End-to-End Baseline FP16 Reference Point Published: 2026-06-08

RTX PRO 6000 Blackwell: FP16 End-to-End Baseline for Qwen2.5-3B

This update adds a standard FP16 end-to-end reference measurement for Qwen2.5-3B on the NVIDIA RTX PRO 6000 Blackwell Server Edition. Unlike the earlier phase-separated backend-compatibility case study, these measurements use the main leaderboard unit of Joules per 1,000 generated tokens.

Download raw archive Related phase-separated case study

GPU

RTX PRO 6000

Blackwell Server Edition, 96GB

Model

Qwen2.5-3B

FP16, batch size 1

Protocol

End-to-End

256 and 512 generated tokens

Runs

n=10

2 warmup runs

Experimental Setup

Item	Value
GPU	NVIDIA RTX PRO 6000 Blackwell Server Edition
CUDA capability	12.0
Software stack	PyTorch 2.11.0+cu128, CUDA runtime 12.8
Model path used in run	/root/autodl-tmp/models/Qwen2.5-3B
Precision	FP16
Batch size	1
Prompt length	128 tokens
Generated lengths	256 and 512 tokens
Power measurement	NVML available during run

FP16 End-to-End Results

Model	GPU	Precision	Batch	Generated Tokens	Energy (J/1k tok)	Throughput (tok/s)	Average Power (W)	Runs
Qwen2.5-3B	RTX PRO 6000 Blackwell	FP16	1	256	2,660.83 ± 124.87	83.05 ± 0.38	221.58 ± 10.12	10
Qwen2.5-3B	RTX PRO 6000 Blackwell	FP16	1	512	2,709.67 ± 38.22	83.17 ± 0.26	225.61 ± 2.90	10

The two generation lengths produce similar throughput and energy per 1,000 tokens, providing a stable FP16 anchor point for RTX PRO 6000 Blackwell under this end-to-end protocol.

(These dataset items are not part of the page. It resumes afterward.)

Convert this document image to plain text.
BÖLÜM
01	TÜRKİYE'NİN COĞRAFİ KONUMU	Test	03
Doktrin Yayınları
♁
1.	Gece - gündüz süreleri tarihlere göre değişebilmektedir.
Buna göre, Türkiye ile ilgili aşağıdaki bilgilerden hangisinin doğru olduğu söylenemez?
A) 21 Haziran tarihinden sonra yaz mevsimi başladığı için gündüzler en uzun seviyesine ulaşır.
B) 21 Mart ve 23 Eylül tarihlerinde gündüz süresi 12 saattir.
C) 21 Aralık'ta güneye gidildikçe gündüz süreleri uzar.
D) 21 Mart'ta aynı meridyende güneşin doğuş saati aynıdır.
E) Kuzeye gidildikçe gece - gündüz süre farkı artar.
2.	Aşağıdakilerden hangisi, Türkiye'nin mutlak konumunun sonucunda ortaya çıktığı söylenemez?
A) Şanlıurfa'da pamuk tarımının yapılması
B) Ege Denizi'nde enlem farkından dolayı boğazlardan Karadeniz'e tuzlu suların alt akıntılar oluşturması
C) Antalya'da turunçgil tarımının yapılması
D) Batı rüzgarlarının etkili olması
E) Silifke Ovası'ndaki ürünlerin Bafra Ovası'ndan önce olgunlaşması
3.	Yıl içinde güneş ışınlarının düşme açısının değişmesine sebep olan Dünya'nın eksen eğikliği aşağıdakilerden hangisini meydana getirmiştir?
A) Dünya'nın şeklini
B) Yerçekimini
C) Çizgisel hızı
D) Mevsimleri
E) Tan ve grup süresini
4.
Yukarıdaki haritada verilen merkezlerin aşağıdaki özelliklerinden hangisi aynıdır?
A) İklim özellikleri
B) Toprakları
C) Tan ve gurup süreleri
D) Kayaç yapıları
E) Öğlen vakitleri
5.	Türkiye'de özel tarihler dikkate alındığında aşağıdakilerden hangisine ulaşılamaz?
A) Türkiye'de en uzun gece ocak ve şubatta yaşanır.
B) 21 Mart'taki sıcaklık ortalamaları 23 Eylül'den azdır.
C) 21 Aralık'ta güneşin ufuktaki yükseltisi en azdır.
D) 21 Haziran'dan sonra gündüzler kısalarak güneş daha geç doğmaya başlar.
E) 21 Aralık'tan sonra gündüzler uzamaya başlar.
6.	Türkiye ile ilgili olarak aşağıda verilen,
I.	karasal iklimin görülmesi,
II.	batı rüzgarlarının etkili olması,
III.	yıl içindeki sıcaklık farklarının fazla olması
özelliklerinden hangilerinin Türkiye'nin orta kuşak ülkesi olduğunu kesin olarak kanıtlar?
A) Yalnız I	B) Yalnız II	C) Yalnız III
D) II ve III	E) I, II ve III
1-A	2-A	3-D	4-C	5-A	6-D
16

Reported ± values are one standard deviation across 10 runs. The 256-token energy result has a CV of approximately 4.7%, above the <3% threshold used for the main benchmark; the 512-token energy result has a CV of approximately 1.4%.

Interpretation and Relationship to the Blackwell Phase Study

This FP16 end-to-end result should be treated separately from the June 3 phase-separated measurements. The present update uses the standard leaderboard unit, J/1k generated tokens, and measures FP16 inference only. The June 3 update instead examined prefill/decode energy and quantized-path backend behavior under bitsandbytes 0.49.2.

Together, the two updates support a conservative interpretation: the RTX PRO 6000 Blackwell stack produced stable FP16 end-to-end inference, while the earlier quantized phase-separated results should be interpreted as backend-architecture interaction evidence rather than normal quantized leaderboard performance.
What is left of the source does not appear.